Extending Vertica with ElasticSearch
The purpose of this project is to extend the functionality of vertica with ElasticSearch's text search features. This is accomplished by writing Vertica User Defined Scalar Function in java that queries Elasticsearch when called in a sql SELECT statement. This is multi project that consists of 4 sub projects
- VerticaVagrant - setup vertica and elasticsearch in vagrant
- twitter-tools - streams a sample of public tweets from twitter-tools
- vagrant - write tweets data into vertica and tweet text into elasticsearch
- vertica-elasticsearch-udx - Defines the vertica UDx
Getting Started
Prerequisites
- VirtualBox must be installed.
- Vagrant must be installed.
- You must have a twitter account.
- Get OAuth access tokens in order to establish a connection to the Streaming API
Setting up
Clone this repository
git clone https://github.com/Nillihc/VerticaElasticSearch.git
Change into VerticaVagrant directory
cd VerticaVagrant
Download vertica-8.0.0-0.x86_64.RHEL6.rpm and put it inside VerticaVagrant
Create and SSH into the vagrant machine
vagrant up
vagrant ssh
Configure Elasticsearch server settings in file /etc/elasticsearch/elasticsearch.yml
by uncommenting cluster.name
, node.name
and network.host
and replacing their default values with the following values.
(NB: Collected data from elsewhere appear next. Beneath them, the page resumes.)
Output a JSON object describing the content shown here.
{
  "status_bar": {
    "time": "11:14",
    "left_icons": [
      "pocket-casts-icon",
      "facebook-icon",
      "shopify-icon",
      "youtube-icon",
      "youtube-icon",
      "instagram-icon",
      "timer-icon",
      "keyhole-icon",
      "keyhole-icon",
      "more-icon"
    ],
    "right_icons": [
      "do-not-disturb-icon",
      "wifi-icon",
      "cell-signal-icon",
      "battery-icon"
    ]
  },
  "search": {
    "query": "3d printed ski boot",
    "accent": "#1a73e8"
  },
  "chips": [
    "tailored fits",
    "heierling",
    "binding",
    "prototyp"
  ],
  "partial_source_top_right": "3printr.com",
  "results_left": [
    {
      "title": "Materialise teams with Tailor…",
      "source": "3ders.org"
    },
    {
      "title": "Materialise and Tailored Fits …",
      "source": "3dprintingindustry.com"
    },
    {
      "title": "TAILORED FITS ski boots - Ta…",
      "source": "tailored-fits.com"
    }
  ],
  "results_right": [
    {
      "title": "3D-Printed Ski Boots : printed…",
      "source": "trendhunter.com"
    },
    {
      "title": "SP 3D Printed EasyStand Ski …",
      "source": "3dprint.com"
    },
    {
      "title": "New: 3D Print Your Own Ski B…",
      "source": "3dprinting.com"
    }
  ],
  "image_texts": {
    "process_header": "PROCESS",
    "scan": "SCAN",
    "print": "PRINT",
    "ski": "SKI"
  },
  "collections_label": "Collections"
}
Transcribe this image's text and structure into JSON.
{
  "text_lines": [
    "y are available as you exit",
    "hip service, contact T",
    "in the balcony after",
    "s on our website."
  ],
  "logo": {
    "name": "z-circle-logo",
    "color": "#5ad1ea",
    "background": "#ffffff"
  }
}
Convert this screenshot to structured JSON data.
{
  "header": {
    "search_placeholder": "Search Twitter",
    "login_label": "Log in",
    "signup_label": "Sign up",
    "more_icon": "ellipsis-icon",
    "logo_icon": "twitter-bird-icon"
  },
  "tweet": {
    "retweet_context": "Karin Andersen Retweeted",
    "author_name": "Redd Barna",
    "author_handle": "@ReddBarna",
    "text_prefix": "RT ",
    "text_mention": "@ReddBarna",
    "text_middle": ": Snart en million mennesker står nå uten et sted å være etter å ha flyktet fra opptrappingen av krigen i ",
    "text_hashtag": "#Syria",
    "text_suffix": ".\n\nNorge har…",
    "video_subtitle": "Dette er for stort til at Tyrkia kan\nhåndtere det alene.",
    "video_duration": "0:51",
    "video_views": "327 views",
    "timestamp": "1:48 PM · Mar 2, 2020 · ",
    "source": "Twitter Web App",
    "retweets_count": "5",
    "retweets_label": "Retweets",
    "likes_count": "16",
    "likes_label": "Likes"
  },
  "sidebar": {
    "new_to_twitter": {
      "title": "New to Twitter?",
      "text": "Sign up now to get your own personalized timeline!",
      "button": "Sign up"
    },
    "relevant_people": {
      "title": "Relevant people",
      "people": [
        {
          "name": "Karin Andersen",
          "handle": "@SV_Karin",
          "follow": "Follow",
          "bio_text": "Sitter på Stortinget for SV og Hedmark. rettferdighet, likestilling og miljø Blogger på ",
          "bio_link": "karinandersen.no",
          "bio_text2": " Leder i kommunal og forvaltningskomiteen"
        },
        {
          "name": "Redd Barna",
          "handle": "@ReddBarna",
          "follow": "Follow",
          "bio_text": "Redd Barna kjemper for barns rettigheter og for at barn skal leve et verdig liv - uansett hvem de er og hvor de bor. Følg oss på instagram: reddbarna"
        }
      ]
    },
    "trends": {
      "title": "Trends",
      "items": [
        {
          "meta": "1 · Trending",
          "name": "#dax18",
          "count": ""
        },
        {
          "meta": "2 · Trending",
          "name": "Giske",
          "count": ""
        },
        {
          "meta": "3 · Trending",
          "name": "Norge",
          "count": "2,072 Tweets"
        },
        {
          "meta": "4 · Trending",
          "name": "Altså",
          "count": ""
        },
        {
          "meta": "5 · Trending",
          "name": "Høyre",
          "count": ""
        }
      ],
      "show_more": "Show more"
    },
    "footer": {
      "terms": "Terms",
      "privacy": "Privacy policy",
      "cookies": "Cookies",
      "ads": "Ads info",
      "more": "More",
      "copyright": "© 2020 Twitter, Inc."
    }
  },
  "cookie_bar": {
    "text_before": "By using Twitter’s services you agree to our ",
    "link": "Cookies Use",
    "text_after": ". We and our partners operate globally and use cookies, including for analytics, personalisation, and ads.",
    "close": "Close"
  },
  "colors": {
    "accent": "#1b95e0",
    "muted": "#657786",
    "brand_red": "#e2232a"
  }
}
cluster.name: tweets-cluster
node.name: tweets-node
network.host: 192.168.33.10
In the vm, after vagrant ssh
, you typically want to do things as
dbadmin. You can, by
sudo su - dbadmin
Run vsql (the Vertica commandline client) and when prompted for a password enter mydatA6asepa55w0rd
Running
Before running the project, navigate to /twitter-tools/src/main/java/twitterfetcher
and in
the class FetchTweets
enter your OAuth access Tokens in the following fields
private static String oAuthConsumerKey = "YOUR-CONSUMER-KEY-GOES-HERE";
private static String oAuthConsumerSecret = "YOUR-CONSUMER-SECRET-GOES-HERE";
private static String oAuthAccessToken = "YOUR-ACCESS-TOKEN-GOES-HERE";
private static String oAuthAccessTokenSecret = "YOUR-ACCESS-TOKEN-SECRET-GOES-HERE";
In the Root directory VerticaElasticSearch
run the following commands, kill the ./gradlew twitter-tools:run
task if you're happy with the number of tweets
1. ./gradlew twitter-tools:run
2. ./gradlew vagrant:run
3. ./gradlew vertica-elasticsearch-udx:fatJar
4. ./gradlew vertica-elasticsearch-udx:scpJar
Deployment
after copying the UDSF jar to the vagrant machine it is ready to be deployed.
In vsql
run the following statements
1. ALTER DATABASE mydatabase JavaBinaryForUDx = 'usr/bin/java';
2. CREATE OR REPLACE LIBRARY myLib AS '/home/dbadmin/vertica-elasticsearch-udx-1.0.jar' LANGUAGE 'JAVA';
3. CREATE OR REPLACE FUNCTION verticaWithEs AS LANGUAGE 'JAVA' NAME 'com.proj.udx.VerticaWithElasticSearchFactory' LIBRARY myLib;
All set and ready to run your SELECT statements. query president
can be replaced with any query
select * from (SELECT id, verticaWithEs(id USING PARAMETERS query='president') AS text FROM mytable) as joint_result where text is not null;
##Built with
- Java - programming language
- Gradle - build tool
- twitter4j - used to stream tweets
- elasticsearch
- vagrant
- vertica